---
title: "RVenn: An R package for set operations on multiple sets"
author: "Turgut Yigit Akyol"
date: "`r Sys.Date()`"
output: rmarkdown::html_vignette
vignette: >
  %\VignetteIndexEntry{RVenn: An R package for set operations on multiple sets}
  %\VignetteEngine{knitr::rmarkdown}
  %\VignetteEncoding{UTF-8}
---

```{r setup, include = FALSE}
knitr::opts_chunk$set(
  collapse = TRUE,
  comment = "#>"
)
```

## Introduction

This tutorial shows how to use  `RVenn`, a package for dealing with multiple
sets. The base R functions (`intersect`, `union` and `setdiff`) only work with
two sets. `%>%` can be used from `magrittr` but, for many sets this can be
tedious. `reduce` function from `purrr` package also provides a solution, which
is the function that is used for set operations in this package. The functions
`overlap`, `unite` and `discern` abstract away the details, so one can just
construct the universe and choose the sets to operate by index or set name.
Further, by using `ggvenn` Venn diagram can be drawn for 2-3 sets. As you can
notice from the name of the function, `ggvenn` is based on `ggplot2`, so it is a
neat way to show the relationship among a reduced number sets. For many sets, it
is much better to use [UpSet](http://caleydo.org/tools/upset/) or `setmap`
function provided within this package. Finally, by using `enrichment_test`
function, the p-value of an overlap between two sets can be calculated.
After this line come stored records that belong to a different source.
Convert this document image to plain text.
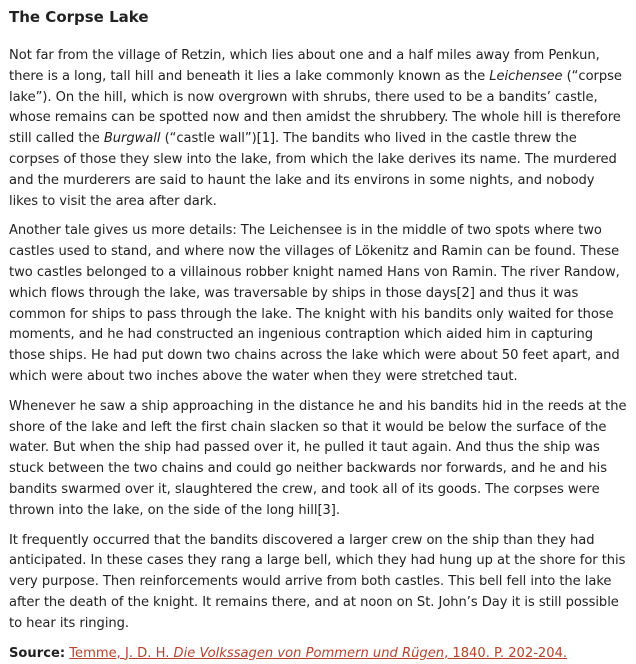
The Corpse Lake

Not far from the village of Retzin, which lies about one and a half miles away from Penkun, there is a long, tall hill and beneath it lies a lake commonly known as the Leichensee (“corpse lake”). On the hill, which is now overgrown with shrubs, there used to be a bandits’ castle, whose remains can be spotted now and then amidst the shrubbery. The whole hill is therefore still called the Burgwall (“castle wall”)[1]. The bandits who lived in the castle threw the corpses of those they slew into the lake, from which the lake derives its name. The murdered and the murderers are said to haunt the lake and its environs in some nights, and nobody likes to visit the area after dark.

Another tale gives us more details: The Leichensee is in the middle of two spots where two castles used to stand, and where now the villages of Lökenitz and Ramin can be found. These two castles belonged to a villainous robber knight named Hans von Ramin. The river Randow, which flows through the lake, was traversable by ships in those days[2] and thus it was common for ships to pass through the lake. The knight with his bandits only waited for those moments, and he had constructed an ingenious contraption which aided him in capturing those ships. He had put down two chains across the lake which were about 50 feet apart, and which were about two inches above the water when they were stretched taut.

Whenever he saw a ship approaching in the distance he and his bandits hid in the reeds at the shore of the lake and left the first chain slacken so that it would be below the surface of the water. But when the ship had passed over it, he pulled it taut again. And thus the ship was stuck between the two chains and could go neither backwards nor forwards, and he and his bandits swarmed over it, slaughtered the crew, and took all of its goods. The corpses were thrown into the lake, on the side of the long hill[3].

It frequently occurred that the bandits discovered a larger crew on the ship than they had anticipated. In these cases they rang a large bell, which they had hung up at the shore for this very purpose. Then reinforcements would arrive from both castles. This bell fell into the lake after the death of the knight. It remains there, and at noon on St. John’s Day it is still possible to hear its ringing.

Source: Temme, J. D. H. Die Volkssagen von Pommern und Rügen, 1840. P. 202-204.
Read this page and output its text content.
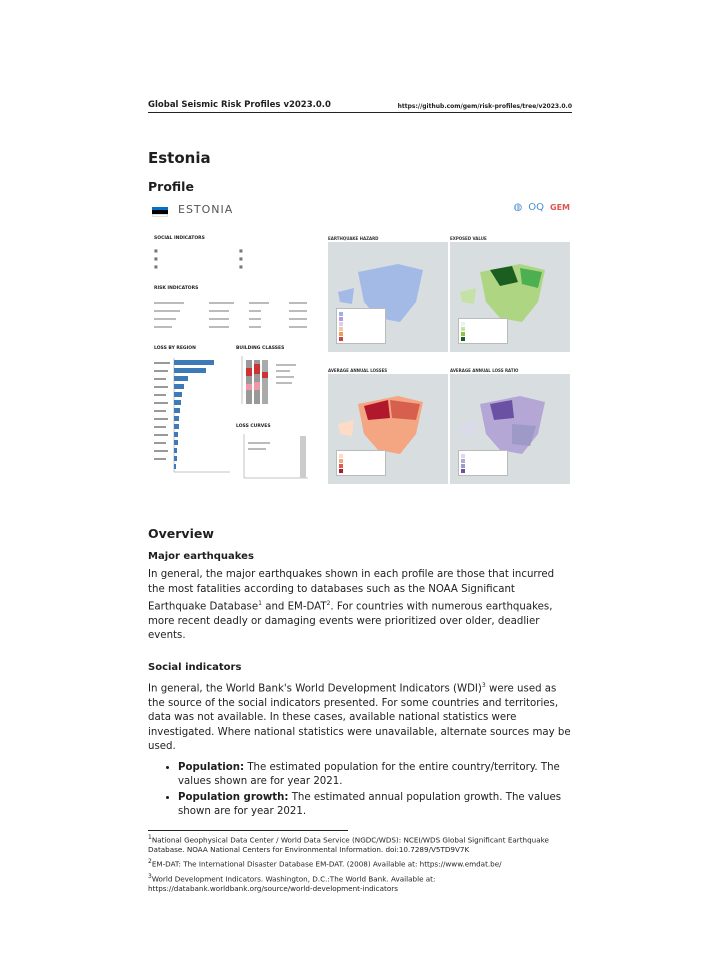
Global Seismic Risk Profiles v2023.0.0	https://github.com/gem/risk-profiles/tree/v2023.0.0
Estonia
Profile
ESTONIA	◍ OQ GEM
SOCIAL INDICATORS
■
■
■
■
■
■
RISK INDICATORS
LOSS BY REGION	BUILDING CLASSES
LOSS CURVES
EARTHQUAKE HAZARD	EXPOSED VALUE
AVERAGE ANNUAL LOSSES	AVERAGE ANNUAL LOSS RATIO
Overview
Major earthquakes

In general, the major earthquakes shown in each profile are those that incurred the most fatalities according to databases such as the NOAA Significant Earthquake Database$^1$ and EM-DAT$^2$. For countries with numerous earthquakes, more recent deadly or damaging events were prioritized over older, deadlier events.

Social indicators

In general, the World Bank's World Development Indicators (WDI)$^3$ were used as the source of the social indicators presented. For some countries and territories, data was not available. In these cases, available national statistics were investigated. Where national statistics were unavailable, alternate sources may be used.

• Population: The estimated population for the entire country/territory. The values shown are for year 2021.
• Population growth: The estimated annual population growth. The values shown are for year 2021.
$^1$National Geophysical Data Center / World Data Service (NGDC/WDS): NCEI/WDS Global Significant Earthquake Database. NOAA National Centers for Environmental Information. doi:10.7289/V5TD9V7K
$^2$EM-DAT: The International Disaster Database EM-DAT. (2008) Available at: https://www.emdat.be/
$^3$World Development Indicators. Washington, D.C.:The World Bank. Available at: https://databank.worldbank.org/source/world-development-indicators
Here,
the usage of all these functions will be shown.

## Creating toy data

This chunk of code will create 10 sets with sizes ranging from 5 to 25.

```{r, message=FALSE}
library(purrr)
library(RVenn)
library(ggplot2)
```


```{r}
set.seed(42)
toy = map(sample(5:25, replace = TRUE, size = 10),
          function(x) sample(letters, size = x))
toy[1:3]  # First 3 of the sets.
```

### Construct the Venn object

```{r}
toy = Venn(toy)
```


## Set operations

### Intersection

Intersection of all sets:

```{r}
overlap(toy)
```

Intersection of selected sets (chosen with set names or indices, respectively):

```{r}
overlap(toy, c("Set_1", "Set_2", "Set_5", "Set_8"))
```

```{r}
overlap(toy, c(1, 2, 5, 8))
```

### Pairwise intersections

```{r}
overlap_pairs(toy, slice = 1:4)
```

### Union

Union of all sets:

```{r}
unite(toy)
```

Union of selected sets (chosen with set names or indices, respectively):

```{r}
unite(toy, c("Set_3", "Set_8"))
```

```{r}
unite(toy, c(3, 8))
```

### Pairwise unions

```{r}
unite_pairs(toy, slice = 1:4)
```


### Set difference

```{r}
discern(toy, 1, 8)
```

```{r}
discern(toy, "Set_1", "Set_8")
```

```{r}
discern(toy, c(3, 4), c(7, 8))
```

### Pairwise differences

```{r}
discern_pairs(toy, slice = 1:4)
```

## Venn Diagram

For two sets:

```{r, fig.height=5, fig.width=8, fig.retina=3}
ggvenn(toy, slice = c(1, 5))
```

For three sets:

```{r, fig.height=8, fig.width=8, fig.retina=3}
ggvenn(toy, slice = c(3, 6, 8))
```

## Heatmap

```{r, fig.height=8, fig.width=8, fig.retina=3}
setmap(toy)
```

Without clustering

```{r, fig.height=8, fig.width=8, fig.retina=3}
setmap(toy, element_clustering = FALSE, set_clustering = FALSE)
```


## Enrichment test

```{r, fig.width=8, fig.height=5, fig.retina=3}
er = enrichment_test(toy, 6, 7)
er$Significance

qplot(er$Overlap_Counts, geom = "blank") +
  geom_histogram(fill = "lemonchiffon4", bins = 8, color = "black") +
  geom_vline(xintercept = length(overlap(toy, c(6, 7))), color = "firebrick2",
             size = 2, linetype = "dashed", alpha = 0.7) +
  ggtitle("Null Distribution") +
  theme(plot.title = element_text(hjust = 0.5)) +
  scale_x_continuous(name = "Overlap Counts") +
  scale_y_continuous(name = "Frequency")
```

The test above, of course, is not very meaningful as we randomly created the
sets; therefore, we get a high p-value. However, when you are working with
actual data, e.g. to check if a motif is enriched in the promoter regions of the
genes in a gene set, you can use this test. In that case, `set1` will be the
gene set of interest, `set2` will be the all the genes that the motif is found
in the genome and `univ` will be all the genes of a genome.